Les estimations, forcément, divergent selon les sources. Ils sont 300 000, peut-être plus, à rejoindre la place de la Bastille selon les témoins de l’époque. D’autres récits, portés par l’équipe de la radio elle-même des années plus tard, avancent des chiffres encore supérieurs : plus de 400 000 personnes auraient participé à cette manifestation, équipées de transistors branchés sur NRJ, galvanisées par Dalida juchée sur le toit d’une camionnette. Entre 200 000 et 400 000 selon les sources : peu importe le chiffre exact, l’ampleur dépasse tout ce que la radio avait osé espérer trois jours plus tôt.

L’ambiance, elle, reste bon enfant. Sur les banderoles fleurissent des messages comme « on ne tue pas la liberté », « NRJ la plus belle radio » ou encore « NRJ on t’aime ». Interrogées par un quotidien national, deux adolescentes d’à peine 15 ans lancent : « vous voulez qu’on écoute RTL ou quoi? » Une répartie qui résume à elle seule l’enjeu générationnel du moment : pour cette jeunesse des années 80, défendre NRJ, c’est défendre le droit d’écouter sa propre musique, loin des radios institutionnelles. La manifestation se déroule finalement sans casse ni agressivité.

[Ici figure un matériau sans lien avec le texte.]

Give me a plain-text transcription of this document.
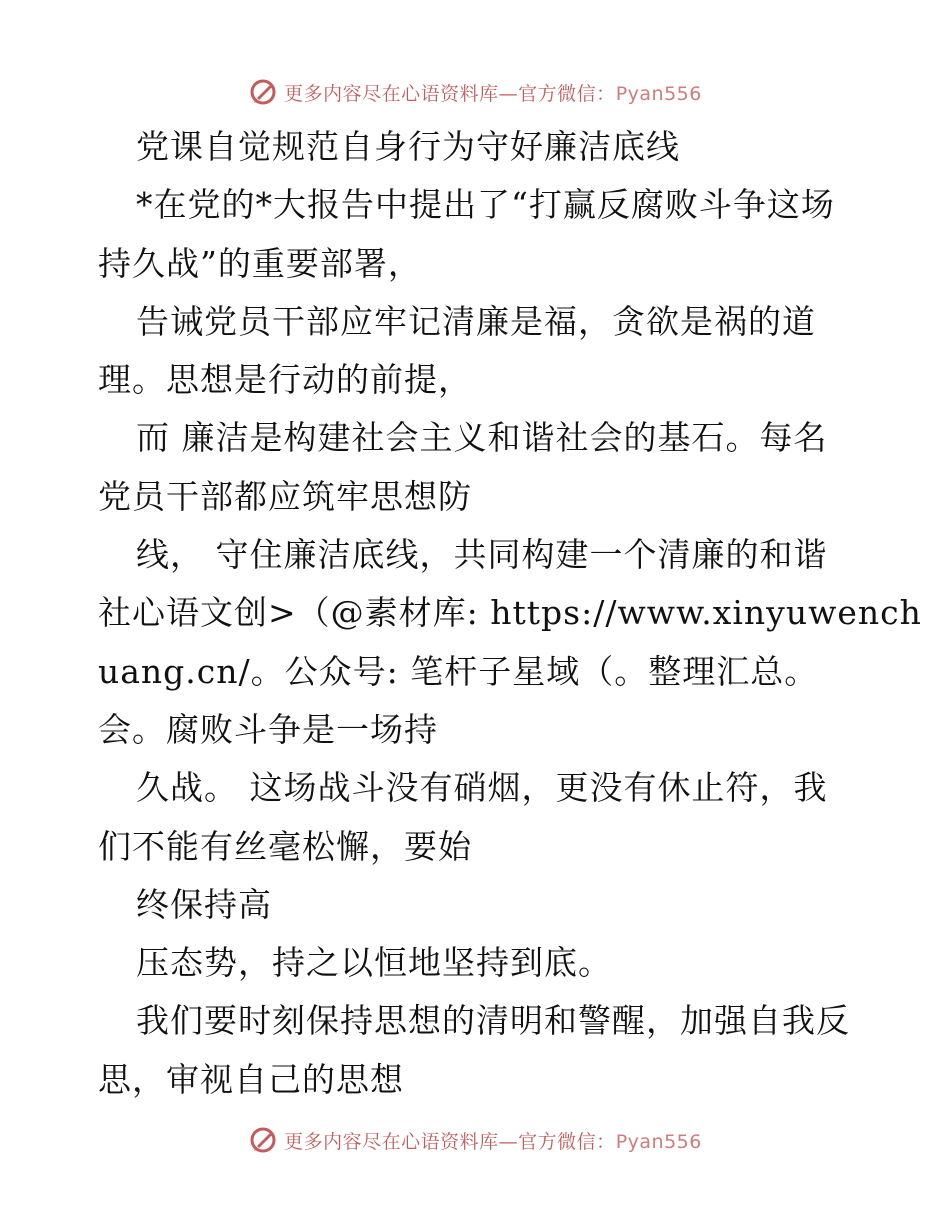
更多内容尽在心语资料库—官方微信：Pyan556
党课自觉规范自身行为守好廉洁底线
*在党的*大报告中提出了“打赢反腐败斗争这场
持久战”的重要部署，
告诫党员干部应牢记清廉是福，贪欲是祸的道
理。思想是行动的前提，
而 廉洁是构建社会主义和谐社会的基石。每名
党员干部都应筑牢思想防
线， 守住廉洁底线，共同构建一个清廉的和谐
社心语文创>（@素材库: https://www.xinyuwench
uang.cn/。公众号: 笔杆子星域（。整理汇总。
会。腐败斗争是一场持
久战。 这场战斗没有硝烟，更没有休止符，我
们不能有丝毫松懈，要始
终保持高
压态势，持之以恒地坚持到底。
我们要时刻保持思想的清明和警醒，加强自我反
思，审视自己的思想
更多内容尽在心语资料库—官方微信：Pyan556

Un bras de fer qui a redessiné la radio française

En coulisses, l’affaire prend une tournure presque romanesque. Dalida appelle immédiatement Jacques Attali, alors à Dublin avec François Mitterrand, pour lui demander d’intervenir au plus vite et d’en informer le président de la République. Le pouvoir socialiste, soucieux de ne pas se mettre à dos toute une génération de jeunes électeurs, finit par lâcher du lest. Les sanctions sont finalement suspendues.

Les conséquences dépassent largement le sort d’une seule radio. Les manifestants du 8 décembre 1984 ont rendu NRJ intouchable, et incontournable depuis dans le paysage médiatique et économique. Fort de ce succès populaire et politique, la radio finit par quitter ses minuscules studios pour un vaste appartement au 39 avenue d’Iéna. Un déménagement symbolique : celui d’une station née dans une chambre de bonne, propulsée en quelques années au rang de géant de l’audiovisuel français. L’épisode reste aujourd’hui cité comme l’un des moments fondateurs de la bande FM commerciale telle qu’on la connaît, à une époque où la publicité radiophonique venait tout juste d’être autorisée par l’exécutif quelques mois plus tôt.